Até pouco mais de uma década atrás, acreditava-se que a gordura marrom existia apenas em recém-nascidos, auxiliando na regulação da temperatura corporal. Em 2009, no entanto, estudos demonstraram que adultos também possuem BAT, especialmente na região supraclavicular, que inclui o pescoço, acima da clavícula e ao redor da coluna vertebral. Desde então, as pesquisas sobre o tema se intensificaram.

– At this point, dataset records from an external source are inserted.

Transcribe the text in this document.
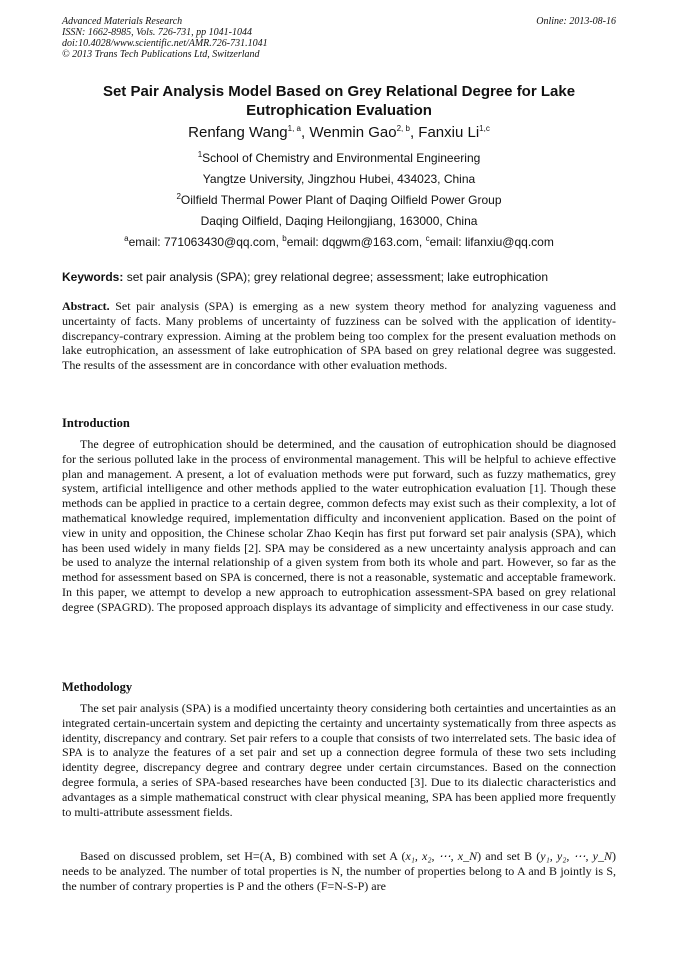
Advanced Materials Research
ISSN: 1662-8985, Vols. 726-731, pp 1041-1044
doi:10.4028/www.scientific.net/AMR.726-731.1041
© 2013 Trans Tech Publications Ltd, Switzerland
Online: 2013-08-16
Set Pair Analysis Model Based on Grey Relational Degree for Lake Eutrophication Evaluation
Renfang Wang$^{1, a}$, Wenmin Gao$^{2, b}$, Fanxiu Li$^{1,c}$
$^1$School of Chemistry and Environmental Engineering
Yangtze University, Jingzhou Hubei, 434023, China
$^2$Oilfield Thermal Power Plant of Daqing Oilfield Power Group
Daqing Oilfield, Daqing Heilongjiang, 163000, China
$^a$email: 771063430@qq.com, $^b$email: dqgwm@163.com, $^c$email: lifanxiu@qq.com
Keywords: set pair analysis (SPA); grey relational degree; assessment; lake eutrophication
Abstract. Set pair analysis (SPA) is emerging as a new system theory method for analyzing vagueness and uncertainty of facts. Many problems of uncertainty of fuzziness can be solved with the application of identity-discrepancy-contrary expression. Aiming at the problem being too complex for the present evaluation methods on lake eutrophication, an assessment of lake eutrophication of SPA based on grey relational degree was suggested. The results of the assessment are in concordance with other evaluation methods.
Introduction
The degree of eutrophication should be determined, and the causation of eutrophication should be diagnosed for the serious polluted lake in the process of environmental management. This will be helpful to achieve effective plan and management. A present, a lot of evaluation methods were put forward, such as fuzzy mathematics, grey system, artificial intelligence and other methods applied to the water eutrophication evaluation [1]. Though these methods can be applied in practice to a certain degree, common defects may exist such as their complexity, a lot of mathematical knowledge required, implementation difficulty and inconvenient application. Based on the point of view in unity and opposition, the Chinese scholar Zhao Keqin has first put forward set pair analysis (SPA), which has been used widely in many fields [2]. SPA may be considered as a new uncertainty analysis approach and can be used to analyze the internal relationship of a given system from both its whole and part. However, so far as the method for assessment based on SPA is concerned, there is not a reasonable, systematic and acceptable framework. In this paper, we attempt to develop a new approach to eutrophication assessment-SPA based on grey relational degree (SPAGRD). The proposed approach displays its advantage of simplicity and effectiveness in our case study.
Methodology
The set pair analysis (SPA) is a modified uncertainty theory considering both certainties and uncertainties as an integrated certain-uncertain system and depicting the certainty and uncertainty systematically from three aspects as identity, discrepancy and contrary. Set pair refers to a couple that consists of two interrelated sets. The basic idea of SPA is to analyze the features of a set pair and set up a connection degree formula of these two sets including identity degree, discrepancy degree and contrary degree under certain circumstances. Based on the connection degree formula, a series of SPA-based researches have been conducted [3]. Due to its dialectic characteristics and advantages as a simple mathematical construct with clear physical meaning, SPA has been applied more frequently to multi-attribute assessment fields.
Based on discussed problem, set H=(A, B) combined with set A (x₁, x₂, ⋯, x_N) and set B (y₁, y₂, ⋯, y_N) needs to be analyzed. The number of total properties is N, the number of properties belong to A and B jointly is S, the number of contrary properties is P and the others (F=N-S-P) are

No estudo da Unicamp, participaram 121 mulheres entre 20 e 41 anos, com diferentes índices de massa corporal (IMC). Elas foram divididas em dois grupos: mulheres sem histórico de efeito sanfona e as chamadas “cicladoras”, que relataram três ou mais episódios de perda de peso intencional seguidos de recuperação não planejada de pelo menos 4,5 quilos nos últimos quatro anos — padrão geralmente associado a dietas restritivas.

A opção por estudar apenas mulheres foi estratégica. Além de o laboratório contar com um banco de dados feminino robusto, a pesquisa considera diferenças relevantes entre homens e mulheres na quantidade e na atividade da gordura marrom. “O estudo focou em mulheres jovens, fora do período da menopausa, para evitar interferências hormonais. Além disso, elas sofrem maior pressão estética e recorrem mais frequentemente a dietas restritivas, o que aumenta a ocorrência do efeito sanfona”, ressalta Vasques.